Just a few weeks ago a very good friend (age 65) experienced a heart attack. Luckily his sweetheart acted fast and rushed him to the hospital. Had she not acted quickly, this story would have a very different ending. As it turns out, there was a 99% blockage of his left anterior descending artery. This is called a “widow-maker” for obvious reasons. Here is a good article explaining exactly what this is and how it is dealt with. We’re very grateful for the medical experts and technology that saved his life, and we’re looking forward to seeing them both soon.

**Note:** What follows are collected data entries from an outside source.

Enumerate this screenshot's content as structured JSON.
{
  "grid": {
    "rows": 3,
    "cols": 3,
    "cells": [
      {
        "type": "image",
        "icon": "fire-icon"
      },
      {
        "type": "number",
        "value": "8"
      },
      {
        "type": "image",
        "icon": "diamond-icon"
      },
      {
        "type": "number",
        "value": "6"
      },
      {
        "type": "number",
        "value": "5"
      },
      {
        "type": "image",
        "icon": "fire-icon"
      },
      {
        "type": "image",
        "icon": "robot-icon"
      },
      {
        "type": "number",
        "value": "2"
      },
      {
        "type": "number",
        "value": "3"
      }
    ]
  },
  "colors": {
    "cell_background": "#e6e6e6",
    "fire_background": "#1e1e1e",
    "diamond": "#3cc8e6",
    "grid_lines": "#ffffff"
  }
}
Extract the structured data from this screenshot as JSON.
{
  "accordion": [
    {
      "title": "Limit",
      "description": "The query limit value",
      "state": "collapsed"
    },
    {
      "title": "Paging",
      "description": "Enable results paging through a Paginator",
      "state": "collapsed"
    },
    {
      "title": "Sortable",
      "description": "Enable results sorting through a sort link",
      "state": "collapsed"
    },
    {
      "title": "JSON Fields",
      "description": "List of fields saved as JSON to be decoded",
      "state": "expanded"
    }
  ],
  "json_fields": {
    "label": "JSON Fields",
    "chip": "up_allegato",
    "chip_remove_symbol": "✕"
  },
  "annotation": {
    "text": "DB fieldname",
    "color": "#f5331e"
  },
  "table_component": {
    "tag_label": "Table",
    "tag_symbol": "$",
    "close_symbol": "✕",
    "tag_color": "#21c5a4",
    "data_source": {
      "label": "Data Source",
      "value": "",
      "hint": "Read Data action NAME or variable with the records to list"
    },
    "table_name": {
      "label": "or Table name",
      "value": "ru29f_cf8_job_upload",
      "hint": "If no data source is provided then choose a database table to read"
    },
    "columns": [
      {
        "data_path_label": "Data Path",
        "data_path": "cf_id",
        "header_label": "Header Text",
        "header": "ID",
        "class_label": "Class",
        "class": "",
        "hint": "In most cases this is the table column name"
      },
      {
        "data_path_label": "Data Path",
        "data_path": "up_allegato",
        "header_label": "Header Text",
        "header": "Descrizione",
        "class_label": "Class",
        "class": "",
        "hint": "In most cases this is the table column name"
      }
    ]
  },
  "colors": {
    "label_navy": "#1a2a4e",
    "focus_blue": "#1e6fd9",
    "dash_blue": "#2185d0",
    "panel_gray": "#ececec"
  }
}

So my friend escaped the jaws of death and now stands a chance of living closer to our national average of 78.8 years. By the way, our country now ranks #37 in the world on longevity. Life is good; no wait, life is wonderful! But in my humble opinion, 78.8 is not enough. What’s wrong with 88 years, which is the well documented average life span for Seventh-Day Adventists? Or 100 years, which is the lifespan of those who live in the Blue Zones around the world. Think about this for a second: who wants to work their arse off for 40 or 45 years, save their money, plan a great future, and then miss it entirely?

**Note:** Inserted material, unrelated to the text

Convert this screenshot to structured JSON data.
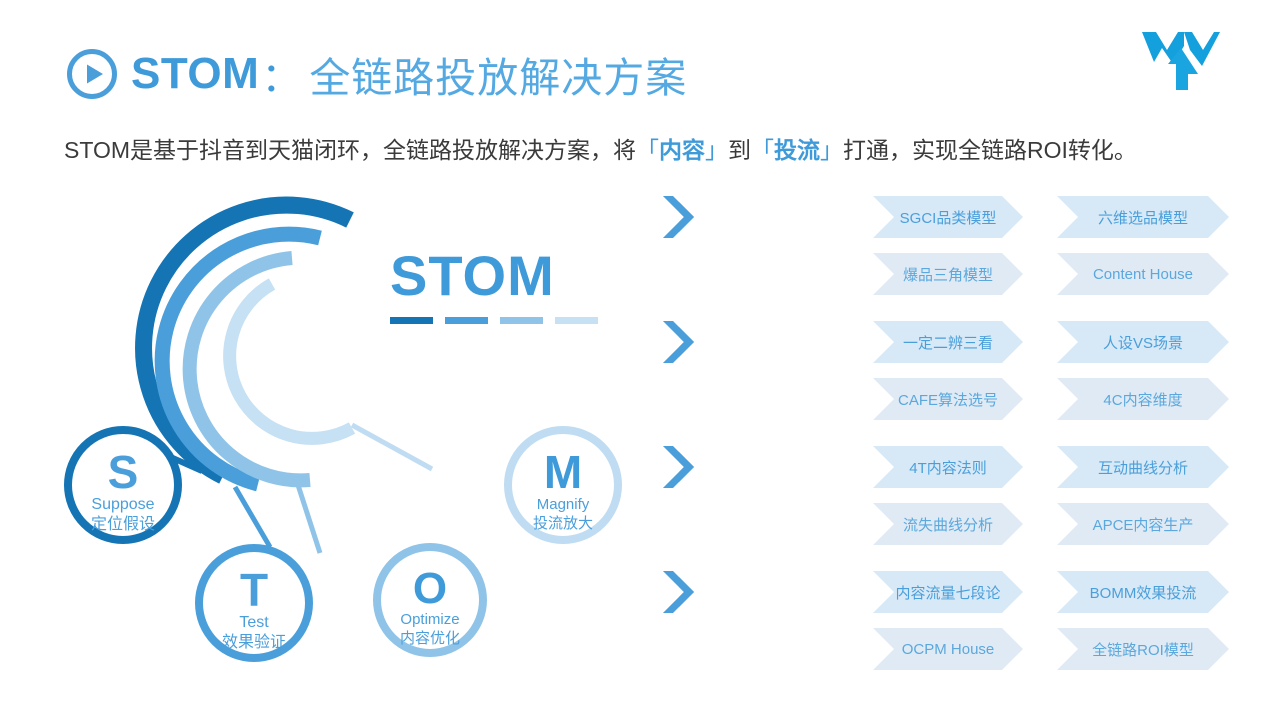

See that pie above? The colorful one with the 5 pieces? OK, so it doesn’t smell or look as good as the pecan one, but it will get you a lot closer to a long and healthy life than the one filled with cherries and a third-pound of sugar. And do you see the red piece on the right side that looks like it might be about a quarter of the entire pie? That red piece is important, because according to some research, that piece of pie represents the genetic component that determines how long and how healthily you will live. This article from Scientific American titled: Live Long and Proper: Genetic Factors Associated with Increased Longevity Identified says this: “A person’s life span is thought to be largely determined by the combined effects of genetics and environmental factors. Twin studies, however, suggest genetics only account for approximately 20 to 30 percent of an individual’s chance of surviving to age 85.” So what accounts for the other 70-80%?

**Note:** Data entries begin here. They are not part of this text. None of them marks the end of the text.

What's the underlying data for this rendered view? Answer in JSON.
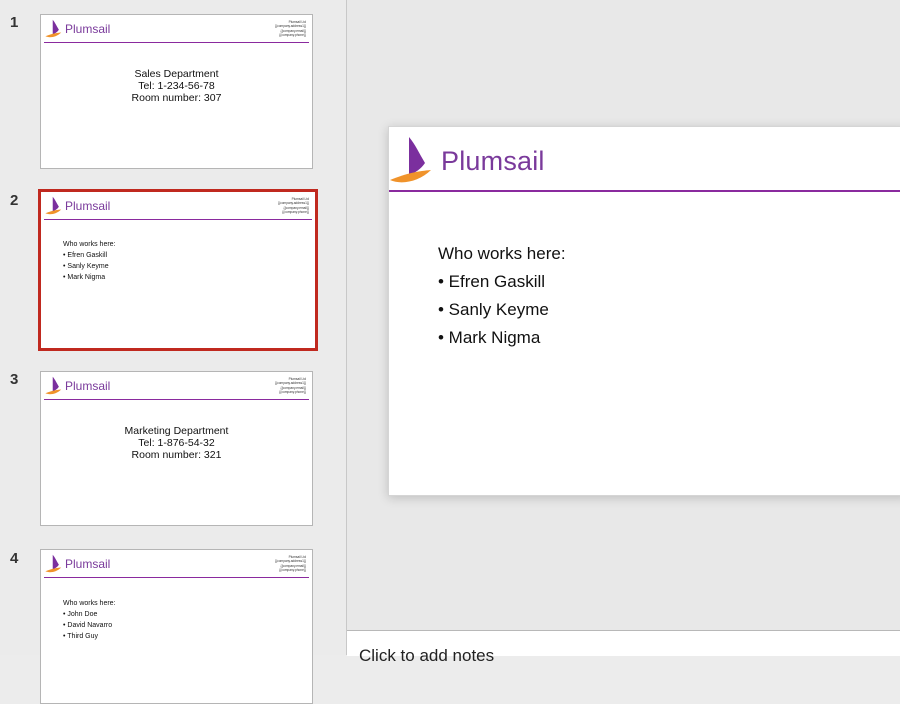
{
  "brand": "Plumsail",
  "colors": {
    "accent": "#8a2a9e",
    "brand_text": "#7a3a9b",
    "logo_purple": "#7b2f9e",
    "logo_orange": "#f0932b",
    "selection": "#c0291f"
  },
  "thumb_address": [
    "Plumsail Ltd",
    "{{company.address1}}",
    "{{company.email}}",
    "{{company.phone}}"
  ],
  "slides": [
    {
      "number": "1",
      "lines": [
        "Sales Department",
        "Tel: 1-234-56-78",
        "Room number: 307"
      ]
    },
    {
      "number": "2",
      "heading": "Who works here:",
      "bullets": [
        "• Efren Gaskill",
        "• Sanly Keyme",
        "• Mark Nigma"
      ]
    },
    {
      "number": "3",
      "lines": [
        "Marketing Department",
        "Tel: 1-876-54-32",
        "Room number: 321"
      ]
    },
    {
      "number": "4",
      "heading": "Who works here:",
      "bullets": [
        "• John Doe",
        "• David Navarro",
        "• Third Guy"
      ]
    }
  ],
  "current_slide": {
    "heading": "Who works here:",
    "bullets": [
      "• Efren Gaskill",
      "• Sanly Keyme",
      "• Mark Nigma"
    ]
  },
  "notes_placeholder": "Click to add notes"
}
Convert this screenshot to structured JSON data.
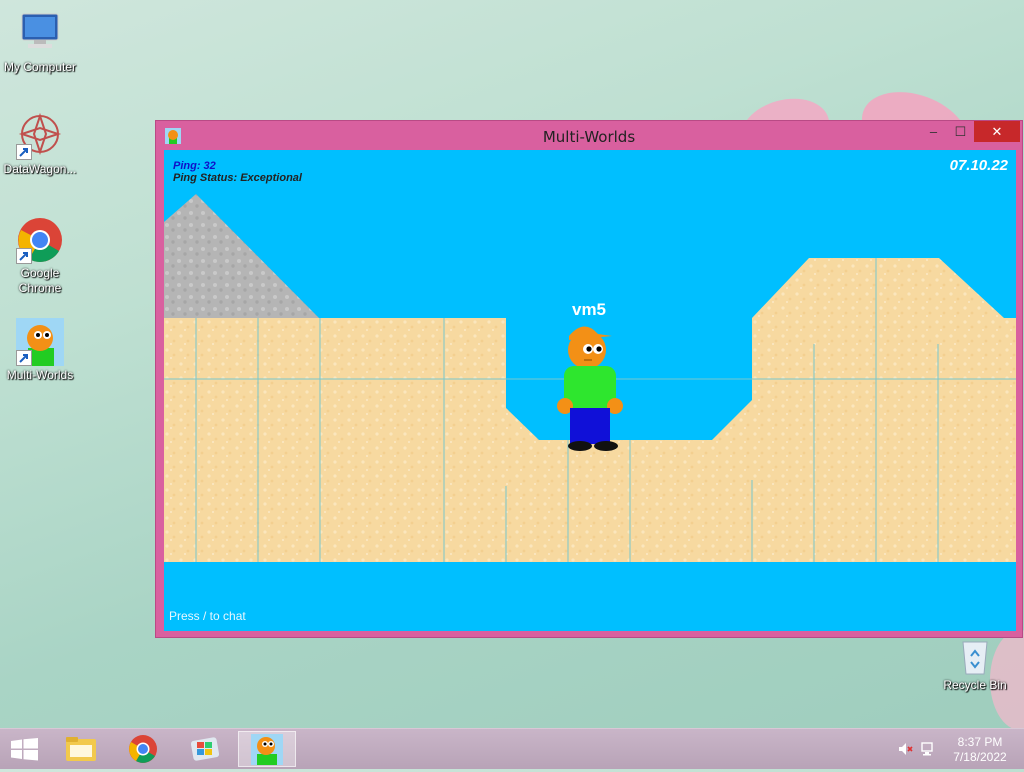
{
  "desktop": {
    "icons": [
      {
        "label": "My Computer"
      },
      {
        "label": "DataWagon..."
      },
      {
        "label": "Google Chrome"
      },
      {
        "label": "Multi-Worlds"
      },
      {
        "label": "Recycle Bin"
      }
    ]
  },
  "window": {
    "title": "Multi-Worlds",
    "controls": {
      "minimize": "–",
      "maximize": "☐",
      "close": "✕"
    }
  },
  "game": {
    "ping": "Ping: 32",
    "ping_status": "Ping Status: Exceptional",
    "date": "07.10.22",
    "player_name": "vm5",
    "chat_hint": "Press / to chat"
  },
  "taskbar": {
    "items": [
      "start-button",
      "file-explorer",
      "google-chrome",
      "windows-app",
      "multi-worlds"
    ],
    "active_item": "multi-worlds",
    "time": "8:37 PM",
    "date": "7/18/2022"
  },
  "colors": {
    "window_frame": "#d9609f",
    "sky": "#00bfff",
    "sand": "#f7d9a0",
    "close_button": "#c7282a"
  }
}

There’s no doubt if you life a long and healthy life, your family history and genetics will have played an important role. But listen up my friend: this is your bus, and you’re the driver. Whether or not you have good genes or a family history of good health and longevity, here’s your 70-80% improvement plan:

  • Eat better. Don’t act like you don’t know what that means: cut out the salt, sugar, processed food, oil, soda, excess alcohol, excess meat, donuts, cakes, chips, cookies, simple carbs, blah, blah, blah
  • Move your body: walk, run, swim, golf, dance, do yoga, have sex, ride your bike, play ball, lift weights
  • Get rid of the toxins in your home and your personal grooming products. We discussed this a few weeks ago here
  • Reduce stress. If you don’t know how, get “The Myth of Stress” by Andrew Bernstein 
  • Get more sleep
  • Drink more water (and throw in some apple cider vinegar to help your pH levels)
  • Increase your daily fiber
  • Take a high-quality probiotic. We talked about this before too
  • Take high-quality vitamin supplements. Not from Wal-Mart or Costco. If you don’t know which ones, ask me
  • Make good choices. If you don’t know which ones, ask your mom, or your grandmother

For some reason, most people seem to think living longer and living healthier is complicated, or somehow beyond their reach. It’s not. And I hope I wasn’t too blunt. But sometimes blunt works pretty good. Like when your doctor says, “Quit eating so much cherry, blueberry, pumpkin, apple, coconut creme, banana creme, blackberry, cheesecake, peach, and pecan pie! You’re going to explode and die!”

Like Spock used to say: “Dammit Jim, I’m a doctor, not a mechanic!” Oh wait, that was Bones. Bones would have said, “Dammit Jim, you’re a Star Fleet Captain – eat healthy so you can stay out of sick bay and ‘Live Long and Prosper,’ like your green-blooded Vulcan friend always says.”